As in Armenia and Poland, religion kept Balkan nationalities alive through periods of foreign domination. Bulgarians, for example, withstood Ottoman taxation of non-Moslems, including not only money, produce, and livestock, but also the Devshirme, the Blood Tax, the seizing of young sons to fight in the Sultan's Janissary Corps. Bulgarians who converted to Islam became, in law and in society, Turks. For a more recent example, consider the former Yugoslavia as it fragmented. Catholics were equated with Croatia and Slovenia, Orthodox were equated with Serbia, and Moslems were equated with Bosnia. Religion equaled nationality. Religious minorities in any community became foreigners, unprotected by law, and subject to the worst atrocities.

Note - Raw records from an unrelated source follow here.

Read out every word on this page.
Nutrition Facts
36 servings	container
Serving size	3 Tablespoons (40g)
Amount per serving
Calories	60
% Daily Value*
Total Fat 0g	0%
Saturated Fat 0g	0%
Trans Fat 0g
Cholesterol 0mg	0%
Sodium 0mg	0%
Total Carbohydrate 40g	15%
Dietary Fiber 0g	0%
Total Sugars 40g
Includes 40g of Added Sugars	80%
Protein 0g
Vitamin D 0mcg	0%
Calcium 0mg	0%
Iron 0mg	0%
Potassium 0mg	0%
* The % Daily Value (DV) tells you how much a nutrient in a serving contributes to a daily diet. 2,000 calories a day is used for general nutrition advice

As I was growing up in 1950s Texas, the 1860-1865 American Civil War remained very much an issue of state pride and patriotism. In early 20th century Scotland, the 1692 Massacre of Glencoe remained alive in the memories of elderly MacDonalds. The Ottoman defeat at Shipka occurred in 1876, eleven years after the end of the Civil War and 184 years after Glencoe. Only the most myopic would honestly dismiss today's Balkan popular memory as government-inspired propaganda. Do not underestimate the power of religion in the Balkans.